Islam Elgendy, MD, interventional cardiologist and vascular interventional fellow at the Corrigan Minehan Heart Center at Massachusetts General Hospital, and colleagues recognized a lack of data regarding the incidence of stroke during pregnancy. They pulled from a national database to investigate the incidence and outcomes of acute stroke and transient ischemic attack during pregnancy or within six weeks of childbirth.

In an interview with MDMag, Dr. Elgendy explained that the instance of stroke among this group was about 0.04%, which means that about one in 2,200 hospitalized women had a stroke. He expressed further concern that this trend may be increasing.

Dr. Elgendy also reported that the maternal mortality rate of women who had a stroke was about 4%, which is about 400 times more than women who did not have a stroke.
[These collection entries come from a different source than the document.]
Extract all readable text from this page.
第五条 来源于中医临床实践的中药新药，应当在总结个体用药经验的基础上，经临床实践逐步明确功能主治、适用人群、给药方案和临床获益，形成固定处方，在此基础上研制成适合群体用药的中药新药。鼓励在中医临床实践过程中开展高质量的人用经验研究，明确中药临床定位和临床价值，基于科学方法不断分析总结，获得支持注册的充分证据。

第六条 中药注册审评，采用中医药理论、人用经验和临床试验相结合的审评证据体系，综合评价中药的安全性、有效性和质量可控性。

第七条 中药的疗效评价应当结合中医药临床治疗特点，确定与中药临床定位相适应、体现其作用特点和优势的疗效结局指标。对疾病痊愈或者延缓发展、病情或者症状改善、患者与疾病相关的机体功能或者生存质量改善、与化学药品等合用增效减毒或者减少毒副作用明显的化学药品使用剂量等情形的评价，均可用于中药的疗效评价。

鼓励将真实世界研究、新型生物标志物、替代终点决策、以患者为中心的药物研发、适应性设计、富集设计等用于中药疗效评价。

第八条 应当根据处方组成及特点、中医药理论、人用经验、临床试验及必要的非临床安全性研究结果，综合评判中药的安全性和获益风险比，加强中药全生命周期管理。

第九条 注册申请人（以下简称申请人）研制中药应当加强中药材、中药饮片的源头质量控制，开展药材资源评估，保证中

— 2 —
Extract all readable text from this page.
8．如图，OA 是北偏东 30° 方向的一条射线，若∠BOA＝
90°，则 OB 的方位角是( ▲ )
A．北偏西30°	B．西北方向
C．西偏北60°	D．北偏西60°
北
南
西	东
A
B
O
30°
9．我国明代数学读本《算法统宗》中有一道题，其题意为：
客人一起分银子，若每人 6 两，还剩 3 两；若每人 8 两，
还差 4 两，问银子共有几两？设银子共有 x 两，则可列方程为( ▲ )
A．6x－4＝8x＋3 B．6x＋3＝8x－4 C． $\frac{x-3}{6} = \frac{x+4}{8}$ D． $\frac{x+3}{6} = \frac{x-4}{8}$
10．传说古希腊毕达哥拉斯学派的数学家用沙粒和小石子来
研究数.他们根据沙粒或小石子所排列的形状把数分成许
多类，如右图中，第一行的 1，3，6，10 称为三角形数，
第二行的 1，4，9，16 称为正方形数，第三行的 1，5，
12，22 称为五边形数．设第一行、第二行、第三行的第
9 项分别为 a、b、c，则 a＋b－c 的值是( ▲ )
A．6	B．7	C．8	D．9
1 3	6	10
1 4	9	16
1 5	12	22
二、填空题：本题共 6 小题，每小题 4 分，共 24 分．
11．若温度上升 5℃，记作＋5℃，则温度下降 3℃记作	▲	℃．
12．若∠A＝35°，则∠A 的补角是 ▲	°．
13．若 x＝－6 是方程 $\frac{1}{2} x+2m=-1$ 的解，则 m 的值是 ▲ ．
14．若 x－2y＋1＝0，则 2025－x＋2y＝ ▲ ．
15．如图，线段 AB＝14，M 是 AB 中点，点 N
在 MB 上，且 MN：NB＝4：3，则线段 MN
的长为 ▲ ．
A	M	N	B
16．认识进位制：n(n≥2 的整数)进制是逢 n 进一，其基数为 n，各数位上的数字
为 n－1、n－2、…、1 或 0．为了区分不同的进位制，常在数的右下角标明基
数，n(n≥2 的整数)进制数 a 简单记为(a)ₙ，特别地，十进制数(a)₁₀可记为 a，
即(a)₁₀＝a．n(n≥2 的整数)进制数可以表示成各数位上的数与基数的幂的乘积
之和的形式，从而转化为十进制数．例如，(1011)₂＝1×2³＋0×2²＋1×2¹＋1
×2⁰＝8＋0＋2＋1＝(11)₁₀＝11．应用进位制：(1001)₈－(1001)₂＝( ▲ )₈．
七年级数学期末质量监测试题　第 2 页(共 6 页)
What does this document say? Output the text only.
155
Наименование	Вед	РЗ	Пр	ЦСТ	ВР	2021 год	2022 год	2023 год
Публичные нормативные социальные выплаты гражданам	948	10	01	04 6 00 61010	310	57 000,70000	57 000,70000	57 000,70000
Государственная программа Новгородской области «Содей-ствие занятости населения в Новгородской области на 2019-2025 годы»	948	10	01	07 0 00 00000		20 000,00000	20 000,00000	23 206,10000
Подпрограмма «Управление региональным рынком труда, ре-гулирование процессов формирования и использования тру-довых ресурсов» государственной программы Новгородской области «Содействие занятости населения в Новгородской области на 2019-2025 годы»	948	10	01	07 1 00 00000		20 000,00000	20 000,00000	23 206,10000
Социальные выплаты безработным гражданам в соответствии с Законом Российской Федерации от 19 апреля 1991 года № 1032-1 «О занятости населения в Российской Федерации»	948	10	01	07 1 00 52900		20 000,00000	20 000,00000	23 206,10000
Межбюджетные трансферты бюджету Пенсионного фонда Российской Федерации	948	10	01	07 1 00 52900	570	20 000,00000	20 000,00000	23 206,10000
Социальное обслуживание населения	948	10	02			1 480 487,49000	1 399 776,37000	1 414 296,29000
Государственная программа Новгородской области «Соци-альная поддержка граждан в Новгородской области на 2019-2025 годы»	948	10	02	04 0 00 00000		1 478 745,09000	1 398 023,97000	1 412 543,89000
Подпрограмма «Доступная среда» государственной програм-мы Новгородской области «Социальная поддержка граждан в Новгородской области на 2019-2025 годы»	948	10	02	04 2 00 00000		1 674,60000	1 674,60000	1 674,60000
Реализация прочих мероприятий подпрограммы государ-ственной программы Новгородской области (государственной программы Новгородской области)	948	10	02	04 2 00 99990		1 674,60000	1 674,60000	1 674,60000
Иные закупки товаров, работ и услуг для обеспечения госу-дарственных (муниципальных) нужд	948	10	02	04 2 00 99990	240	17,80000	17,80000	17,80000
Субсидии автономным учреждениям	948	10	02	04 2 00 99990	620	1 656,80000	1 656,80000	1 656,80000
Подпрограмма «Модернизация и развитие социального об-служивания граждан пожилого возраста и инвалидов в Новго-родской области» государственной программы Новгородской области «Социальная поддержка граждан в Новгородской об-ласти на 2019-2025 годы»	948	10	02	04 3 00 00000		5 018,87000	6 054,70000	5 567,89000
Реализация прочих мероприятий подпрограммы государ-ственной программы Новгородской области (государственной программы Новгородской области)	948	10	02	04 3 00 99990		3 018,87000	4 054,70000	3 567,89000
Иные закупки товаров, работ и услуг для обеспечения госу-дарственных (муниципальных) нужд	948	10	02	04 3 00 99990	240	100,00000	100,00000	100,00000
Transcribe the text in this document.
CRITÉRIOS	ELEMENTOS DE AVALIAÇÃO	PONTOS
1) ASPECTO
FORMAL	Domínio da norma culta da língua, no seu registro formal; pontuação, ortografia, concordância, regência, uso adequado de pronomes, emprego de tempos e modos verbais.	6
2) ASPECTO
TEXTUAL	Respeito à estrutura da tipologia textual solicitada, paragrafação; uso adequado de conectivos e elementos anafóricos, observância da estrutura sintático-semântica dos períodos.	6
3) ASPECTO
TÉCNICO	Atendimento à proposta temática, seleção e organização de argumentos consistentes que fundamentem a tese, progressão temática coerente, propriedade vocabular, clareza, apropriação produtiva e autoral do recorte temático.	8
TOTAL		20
He noted that while trends of mortality are getting better due to improved treatment, there is a still need for more effective cardiovascular-preventive measures.

The maternal mortality rate is increasing in the United States compared to other developed countries, and the number one cause of death among this cohort of patients is cardiovascular disease.

To resolve the risk of stroke among female patients hospitalized for pregnancy, Dr. Elgendy says that the first step is highlighting the problem and identifying the risk factors. According to the study, traditional risk factors including hypertension, diabetes and smoking are increasing. For this reason, Dr. Elgendy emphasized the importance of discussing risk factors with female patients before pregnancy in order to minimize health risks.